Что-то отдаленно-тревожное, разумом не охватываемое, присутствовало в ней, но на вопрос Рогова она не могла ответить. Вообще она с каждой встречей все больше завидовала ему, его способности без оглядки переть по новому, огненному пути, завидовала, как он в момент выбросил Бога из себя – он очень весело и образно рассказал ей об этом: "Выбросил крест и Его с ним, и – все. И Его не стало. Нету Его, Грушенька!" Хотя и ей без особых мучений удалось избавиться от домостроевщины, но выбросить Его, чтобы со смехом сказать "нет Его!", так не получалось. Она просто отказалась Ему подчиняться. Но ограничиться таким отказом невозможно, так или иначе надо объявлять Ему войну до победного конца, поражение означает смерть, ибо просто отход теперь на прежние позиции так же невозможен, как невозможен только отказ подчиниться Ему, Живому. Его надо умертвить в себе. Только если мертв Он, если нет Его, возможно движение по тому огненному пути, на который она вступила. И пусть еще нет-нет да и появлялся перед ее глазами скорбящий лик Богородцы, она даже не старалась прогнать его, она спокойно глядела на него своим с каждым днем все более тяжелевшим взглядом. Иногда по ночам, в забытьи, она даже разговаривала с ним, разговаривала выкриками, от которых просыпалась в поту, но в конце концов лик от тяжести ее взгляда расплывался и выдавливался из сознания, а послесонная тревога быстро рассеивалась от первого весеннего ветерка. Когда с фронта явился вдруг молодой князь, Груня стала сама не своя – и днем маялась, и ночью не спала. Он, в отличие от домочадцев, заметил перемену в Груне. Груня чувствовала, что под одной крышей с ним ей совсем невмоготу. Домочадцам молодого князя, кстати, тоже с ним невмоготу было. Гнетуще-тягостная сцена появления Ивана Григорьича в родительском доме резко запечатлелась в памяти Груни, бревногубому Рогову она ее в подробностях рассказала. Неподвижно и безмолвно стоял молодой князь в дверях и глядел на бант на груди отца, так глядел, будто там скорпион сидел. Груня же подумала, что на скорпиона бы он так не смотрел. Она не видела его взгляда, она стояла за спиной его, но она видела его лучше их всех, его родственников, обрадованных его приездом и смущенных и удивленных тем, как смотрит он на бант на груди отца и никого и ничего больше не видит.
Старый князь поправил бант, придал лицу значительное выражение и сказал, гмыкнув перед тем:
– Быть может, поздороваемся, Иван? Лично я рад тебя видеть.

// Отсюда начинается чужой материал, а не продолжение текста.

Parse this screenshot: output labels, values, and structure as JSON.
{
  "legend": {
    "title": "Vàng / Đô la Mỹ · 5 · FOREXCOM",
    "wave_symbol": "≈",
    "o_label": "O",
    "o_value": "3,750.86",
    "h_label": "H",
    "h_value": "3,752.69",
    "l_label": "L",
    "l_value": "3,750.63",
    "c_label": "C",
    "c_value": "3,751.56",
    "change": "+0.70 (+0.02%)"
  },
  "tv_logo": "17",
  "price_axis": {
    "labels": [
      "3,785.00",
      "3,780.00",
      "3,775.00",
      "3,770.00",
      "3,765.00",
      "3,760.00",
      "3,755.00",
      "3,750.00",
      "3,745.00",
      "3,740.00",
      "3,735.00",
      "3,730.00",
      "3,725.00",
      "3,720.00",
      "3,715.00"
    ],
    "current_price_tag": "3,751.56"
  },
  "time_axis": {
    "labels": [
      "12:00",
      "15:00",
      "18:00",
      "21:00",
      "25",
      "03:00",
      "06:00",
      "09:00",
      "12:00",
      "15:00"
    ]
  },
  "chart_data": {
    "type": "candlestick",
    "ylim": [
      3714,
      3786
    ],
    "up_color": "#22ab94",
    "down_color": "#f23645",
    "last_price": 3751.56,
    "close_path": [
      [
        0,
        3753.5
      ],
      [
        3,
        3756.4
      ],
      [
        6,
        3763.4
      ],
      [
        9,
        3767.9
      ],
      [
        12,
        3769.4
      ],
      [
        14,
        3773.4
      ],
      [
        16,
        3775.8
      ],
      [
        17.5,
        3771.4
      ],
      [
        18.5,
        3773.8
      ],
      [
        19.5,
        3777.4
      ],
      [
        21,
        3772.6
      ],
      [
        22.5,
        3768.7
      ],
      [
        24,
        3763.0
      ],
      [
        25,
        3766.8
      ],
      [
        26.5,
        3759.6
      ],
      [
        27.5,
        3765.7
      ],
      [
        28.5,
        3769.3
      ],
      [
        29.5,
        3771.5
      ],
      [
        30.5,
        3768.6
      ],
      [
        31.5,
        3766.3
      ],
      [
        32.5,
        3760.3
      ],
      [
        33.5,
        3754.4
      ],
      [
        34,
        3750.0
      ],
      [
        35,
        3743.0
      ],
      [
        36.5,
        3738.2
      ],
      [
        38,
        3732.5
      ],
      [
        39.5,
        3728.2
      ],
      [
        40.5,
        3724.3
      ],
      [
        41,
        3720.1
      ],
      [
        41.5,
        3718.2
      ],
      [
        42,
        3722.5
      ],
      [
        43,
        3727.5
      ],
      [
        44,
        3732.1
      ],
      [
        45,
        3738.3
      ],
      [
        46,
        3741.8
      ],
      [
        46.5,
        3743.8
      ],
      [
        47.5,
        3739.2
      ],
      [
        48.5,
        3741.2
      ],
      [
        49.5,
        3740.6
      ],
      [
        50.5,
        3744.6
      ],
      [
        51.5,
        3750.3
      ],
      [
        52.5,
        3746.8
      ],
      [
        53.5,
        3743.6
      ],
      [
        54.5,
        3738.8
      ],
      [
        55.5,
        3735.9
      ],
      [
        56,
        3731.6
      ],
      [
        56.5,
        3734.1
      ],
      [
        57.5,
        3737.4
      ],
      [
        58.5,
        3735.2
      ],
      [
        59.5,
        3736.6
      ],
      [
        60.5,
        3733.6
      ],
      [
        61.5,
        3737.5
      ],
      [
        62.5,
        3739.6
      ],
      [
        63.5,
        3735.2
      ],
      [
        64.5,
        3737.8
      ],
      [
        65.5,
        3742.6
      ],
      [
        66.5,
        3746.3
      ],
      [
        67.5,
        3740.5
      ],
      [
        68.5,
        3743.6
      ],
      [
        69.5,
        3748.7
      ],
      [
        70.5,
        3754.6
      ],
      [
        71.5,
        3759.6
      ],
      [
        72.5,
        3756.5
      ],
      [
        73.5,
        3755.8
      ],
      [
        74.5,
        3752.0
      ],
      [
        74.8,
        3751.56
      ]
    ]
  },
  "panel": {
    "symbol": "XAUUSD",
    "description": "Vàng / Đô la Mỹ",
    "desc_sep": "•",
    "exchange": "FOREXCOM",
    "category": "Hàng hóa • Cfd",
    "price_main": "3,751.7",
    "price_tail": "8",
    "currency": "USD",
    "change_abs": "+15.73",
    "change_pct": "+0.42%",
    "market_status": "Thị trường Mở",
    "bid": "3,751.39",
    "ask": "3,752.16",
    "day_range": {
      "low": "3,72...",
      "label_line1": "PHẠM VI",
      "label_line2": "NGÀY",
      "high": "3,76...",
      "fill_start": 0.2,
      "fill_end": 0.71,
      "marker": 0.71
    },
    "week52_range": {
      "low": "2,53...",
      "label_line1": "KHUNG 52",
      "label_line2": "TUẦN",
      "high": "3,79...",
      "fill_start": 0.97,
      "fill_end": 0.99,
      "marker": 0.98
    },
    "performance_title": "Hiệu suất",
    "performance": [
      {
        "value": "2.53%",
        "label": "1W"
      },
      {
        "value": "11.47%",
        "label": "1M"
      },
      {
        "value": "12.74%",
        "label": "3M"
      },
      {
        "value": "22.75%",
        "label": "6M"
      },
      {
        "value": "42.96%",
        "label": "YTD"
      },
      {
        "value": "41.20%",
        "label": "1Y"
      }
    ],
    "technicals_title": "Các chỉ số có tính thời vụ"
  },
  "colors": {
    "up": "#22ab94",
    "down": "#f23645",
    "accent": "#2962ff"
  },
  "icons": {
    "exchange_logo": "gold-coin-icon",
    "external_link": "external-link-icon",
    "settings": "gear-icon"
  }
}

Иван Григорьич опустил глаза и, ни на кого не глядя, сказал тихо:
– Я тоже рад вас видеть. Радуетесь?
Ответил Агарков, на котором банта не было:
– Так, Ванюша, будем мы радоваться или горевать – что мы изменим?
– Вы – ничего, – так же тихо ответил Иван Григорьич и добавил: – Что могут сделать самоубийцы после самоубийства? – И пошел к себе, и даже мать не обласкал.
– М-да, – сказал после его ухода Агарков, – однако бантик-то, Григорий, хотя бы к его приезда можно было б и снять.
– Да кто ж ждал его приезда? Да и забыл я про бант этот. А про самоубийц слушать не желаю. И тем более от сына, да-с!
Марья Антоновна тихо вздохнула, сняла с себя бант, покачав при этом головой, и пошла к сыну.
Бревногубый Рогов поддержал решение Груни уйти от Загряжских. Он подыскал ей комнатенку в Коломенском, рядом с домом, в котором сам жил, и однажды под утро она покинула дом Загряжских, просто ушла, не сказав им ничего. И даже расчет не взяла. И тут уж с головой ушла в работу совдепа, на лету схватывая от Рогова то, что нужно было для этой работы. А момент требовал одного – армию разваливать, так объявил ей бревногубый Рогов вдохновенным голосом:
– Мы в глубоком тылу, и все тыловые части должны быть нашими, понимаешь, Аграфена?
Она понимала. Только ей казалось, что почти все войска, в Москве находившиеся, уже их. Вообще солдатни шаталось по Москве столько, что невольно думалось: а остался ли кто на фронте? Судя по бодрому тону "Русской речи", еще кое-кто остался.